Page MenuHomePhabricator

Measure the number of different wikis from which users have unread notifications
Closed, DeclinedPublic

Description

When thinking of supporting cross-wiki notifications we can imagine different kind of cross-wiki patterns (e.g., user mainly participating in a project across a small group of languages, participating on many different projects in the same language, etc.). Currently, we don't know how often those patterns are happening.

To get a better picture we can measure the number of users with unread notifications from different wikis. In the form of "X users with unread notifications from Y different wikis" for different values of Y (example scale: 1 wiki, 2 wikis, 3-5 wikis, 5-10 wikis, 10-20 wikis, 20+ wikis).

We can adjust the queries to group wikis by project (e.g., all "Wikipedias"),or limit them to those notifications generated in the last couple months.

Event Timeline

Pginer-WMF raised the priority of this task from to Needs Triage.
Pginer-WMF updated the task description. (Show Details)
Pginer-WMF added subscribers: Etonkovidova, DannyH, Jay8g and 4 others.
Catrope triaged this task as High priority.Sep 30 2015, 11:44 PM
Catrope set Security to None.
Catrope added a subscriber: Catrope.
DannyH removed a subscriber: DannyH.Oct 5 2015, 10:48 PM
Neil_P._Quinn_WMF added a comment.EditedOct 8 2015, 12:39 AM

@Pginer-WMF, how important is the "unread" part of this?

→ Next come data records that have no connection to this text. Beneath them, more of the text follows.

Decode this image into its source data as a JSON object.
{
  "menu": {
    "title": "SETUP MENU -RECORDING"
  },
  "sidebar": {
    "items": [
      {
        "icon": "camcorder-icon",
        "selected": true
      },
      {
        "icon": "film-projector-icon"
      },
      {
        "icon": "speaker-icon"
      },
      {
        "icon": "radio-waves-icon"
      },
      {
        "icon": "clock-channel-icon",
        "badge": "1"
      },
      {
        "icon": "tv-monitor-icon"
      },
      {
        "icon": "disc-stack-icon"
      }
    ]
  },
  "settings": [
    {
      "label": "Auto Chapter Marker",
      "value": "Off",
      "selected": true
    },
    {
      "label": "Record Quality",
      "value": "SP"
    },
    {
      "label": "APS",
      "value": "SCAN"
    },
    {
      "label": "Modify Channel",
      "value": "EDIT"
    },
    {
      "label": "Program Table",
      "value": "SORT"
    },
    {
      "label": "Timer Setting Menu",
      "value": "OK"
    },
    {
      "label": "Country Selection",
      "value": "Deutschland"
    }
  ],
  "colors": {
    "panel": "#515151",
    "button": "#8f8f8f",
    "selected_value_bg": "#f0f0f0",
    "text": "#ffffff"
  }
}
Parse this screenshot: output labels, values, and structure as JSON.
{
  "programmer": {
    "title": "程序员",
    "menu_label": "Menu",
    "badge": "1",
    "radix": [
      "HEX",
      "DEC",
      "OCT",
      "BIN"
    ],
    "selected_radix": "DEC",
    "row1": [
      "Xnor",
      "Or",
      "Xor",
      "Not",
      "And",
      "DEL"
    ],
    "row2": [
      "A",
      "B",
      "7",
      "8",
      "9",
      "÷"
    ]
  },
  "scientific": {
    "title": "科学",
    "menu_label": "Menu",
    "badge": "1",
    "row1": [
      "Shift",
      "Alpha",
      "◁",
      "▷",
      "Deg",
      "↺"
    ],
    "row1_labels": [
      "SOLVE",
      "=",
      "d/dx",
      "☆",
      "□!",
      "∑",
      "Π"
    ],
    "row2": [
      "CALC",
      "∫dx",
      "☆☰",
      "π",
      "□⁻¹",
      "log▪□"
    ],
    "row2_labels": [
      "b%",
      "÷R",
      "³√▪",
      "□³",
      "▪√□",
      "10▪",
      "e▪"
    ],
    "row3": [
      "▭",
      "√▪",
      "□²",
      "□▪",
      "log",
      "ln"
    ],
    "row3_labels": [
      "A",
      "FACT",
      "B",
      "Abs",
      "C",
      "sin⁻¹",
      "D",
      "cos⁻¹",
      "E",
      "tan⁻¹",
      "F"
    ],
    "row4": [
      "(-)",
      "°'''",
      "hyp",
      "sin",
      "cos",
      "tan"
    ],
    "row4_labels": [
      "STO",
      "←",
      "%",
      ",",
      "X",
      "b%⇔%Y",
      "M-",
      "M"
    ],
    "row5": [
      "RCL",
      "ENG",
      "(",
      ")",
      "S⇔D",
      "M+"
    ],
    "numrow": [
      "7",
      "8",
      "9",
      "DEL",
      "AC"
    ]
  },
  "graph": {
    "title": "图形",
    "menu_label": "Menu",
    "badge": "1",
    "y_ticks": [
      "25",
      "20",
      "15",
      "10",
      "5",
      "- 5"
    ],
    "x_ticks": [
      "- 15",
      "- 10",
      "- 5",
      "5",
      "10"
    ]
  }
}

It should be possible to get numbers of unclicked notifications (although not over the past couple weeks due to T114833), but I think it would be much easier to get "X users with at least two notifications generated in the last month on each of Y different wikis" or something like that.

@Neil_P._Quinn_WMF: I think the echo_event table might have some of the relevant data for that?

@Pginer-WMF, how important is the "unread" part of this? It should be possible to get numbers of unclicked notifications (although not over the past couple weeks due to T114833), but I think it would be much easier to get "X users with at least two notifications generated in the last month on each of Y different wikis" or something like that.

The idea behind "unread" was to get the notion of how many notifications users get from different wikis "at the same time". I wanted to focus on the notifications simultaneously present in the notifications panel (those unread) in order to avoid our results just to become a total count of all the wikis the user ever visited. In short, what I need to know is how much information and from how many wikis we need to optimally support in the notification panel.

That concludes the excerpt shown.